The cast was phenomenal. I fell in love with Mark Ruffalo in The Avengers. I know this sounds weird, but he humanized The Hulk in a way that was very touching, and he was amazing in this film. He played a gay man with a delicate touch, not the least bit cliched. Matt Bomer as his love interest was also pitch perfect. We watched a couple fall in love in a romance that was the equal of any hetero couple ever presented on film. Jim Parsons was an anchor to this piece. The man keeping track of the dead on, as he says, cardboard tombstones. Alfred Molina turned in another elegant and nuanced performance as Ned’s straight brother trying to love and understand his sibling.
As I watched last night it reminded me of a book I read about the great conductors. The author made the point that a generation of great musicians “went up in ashes” in the German camps in the nineteen-forties. AIDS did the same thing forty years later. A generation of writers, composers, dancers, artists were lost to this disease. What plays, books and songs didn’t we get because of this scourge? The tag at the end pointed out that since the appearance of the virus 36 million people worldwide have died. One has to ask who might have been saved if almost six years hadn’t passed before anyone began to take this disease seriously.
We were traveling back from ConQuest last night so I missed everything. Was able to watch Mad Men last night, which was terrific.
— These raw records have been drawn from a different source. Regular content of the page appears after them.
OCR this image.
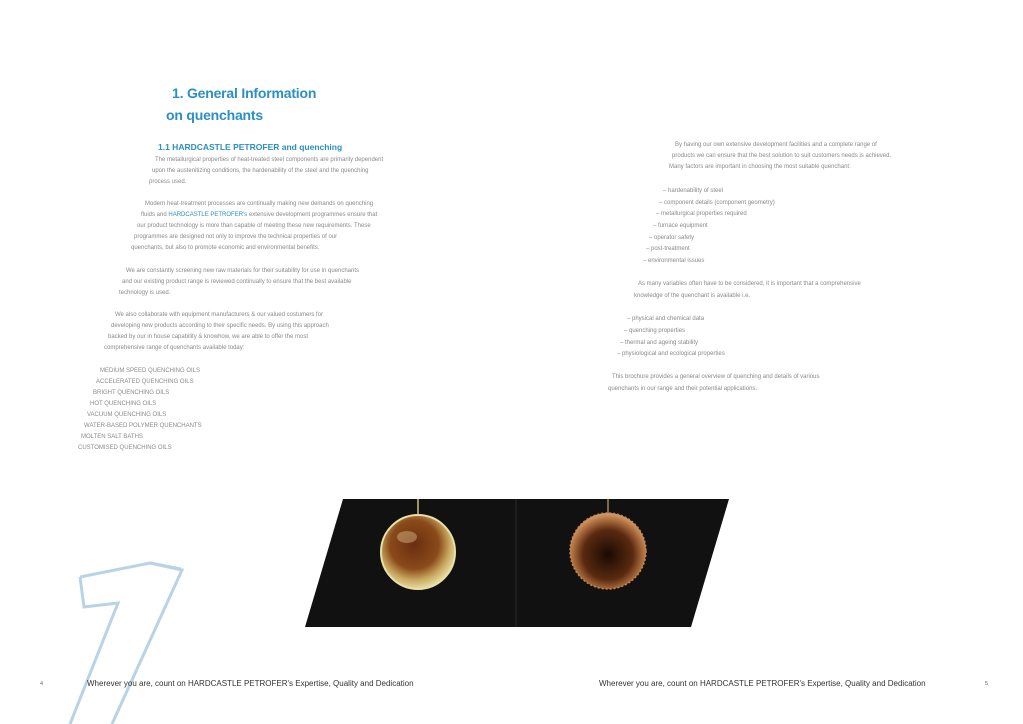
1. General Information
on quenchants
1.1 HARDCASTLE PETROFER and quenching
The metallurgical properties of heat-treated steel components are primarily dependent
upon the austenitizing conditions, the hardenability of the steel and the quenching
process used.
Modern heat-treatment processes are continually making new demands on quenching
fluids and HARDCASTLE PETROFER's extensive development programmes ensure that
our product technology is more than capable of meeting these new requirements. These
programmes are designed not only to improve the technical properties of our
quenchants, but also to promote economic and environmental benefits.
We are constantly screening new raw materials for their suitability for use in quenchants
and our existing product range is reviewed continually to ensure that the best available
technology is used.
We also collaborate with equipment manufacturers & our valued costumers for
developing new products according to their specific needs. By using this approach
backed by our in house capability & knowhow, we are able to offer the most
comprehensive range of quenchants available today:
MEDIUM SPEED QUENCHING OILS
ACCELERATED QUENCHING OILS
BRIGHT QUENCHING OILS
HOT QUENCHING OILS
VACUUM QUENCHING OILS
WATER-BASED POLYMER QUENCHANTS
MOLTEN SALT BATHS
CUSTOMISED QUENCHING OILS
By having our own extensive development facilities and a complete range of
products we can ensure that the best solution to suit customers needs is achieved.
Many factors are important in choosing the most suitable quenchant:
– hardenability of steel
– component details (component geometry)
– metallurgical properties required
– furnace equipment
– operator safety
– post-treatment
– environmental issues
As many variables often have to be considered, it is important that a comprehensive
knowledge of the quenchant is available i.e.
– physical and chemical data
– quenching properties
– thermal and ageing stability
– physiological and ecological properties
This brochure provides a general overview of quenching and details of various
quenchants in our range and their potential applications.
4	Wherever you are, count on HARDCASTLE PETROFER's Expertise, Quality and Dedication	Wherever you are, count on HARDCASTLE PETROFER's Expertise, Quality and Dedication	5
Oddly, I couldn’t find The Normal Heart OnDemand today, but it will be back on HBO tonight. Been a fan of Mark Ruffalo for years; got to see him work a little on Foxcatcher (which won Best Director at Cannes last weekend!!!).
I agree that the cast was amazing. My friend said it was the first thing she’d ever liked Julia Roberts in! My only problem was I felt it was more a history lesson than a movie. I kept wanting to know where it was going…and ultimately I didn’t feel it really got anywhere. I loved the way they structured the movie Milk; by starting the movie with the press conference about his death, immediately followed by a scene with Harvey stating that he was 40 years old and he hadn’t done anything he was proud of, I felt that it made the movie incredibly uplifting. In fact, my mother had avoided going to see Milk because she was afraid it was going to be a downer but loved the uplifting message of it. Perhaps the message of The Normal Heart was just that people are dead because the government were jerks, but I didn’t really feel any story arc in that. Of course, that’s not to say that I didn’t cry, but I felt like, with a better structure, it could’ve made even more of an impact. Just my two cents. 🙂
Really good point, Cordelia. I think I filled that in for myself without realizing I was doing it. For me the movie was a love story about a man who is abrasive and difficult, who pushed people away, but when he found the love of his life he committed totally. That the commitment in his personal life was echoed by the commitment in his public life and his fight for acceptance of the gay community. But it probably wasn’t on the screen. I was brushing that in myself. I did like the little marriage ceremony at the very end. A ceremony that had no meaning in 1983, but is now a reality for gay and lesbian people. It was a promise, if you will. In some ways a tag about how many states allow gay marriage now rather then just a slam against Reagan (not that he didn’t deserve it), and how many people worldwide have died. Though I do think that was very important to get the statistics out there.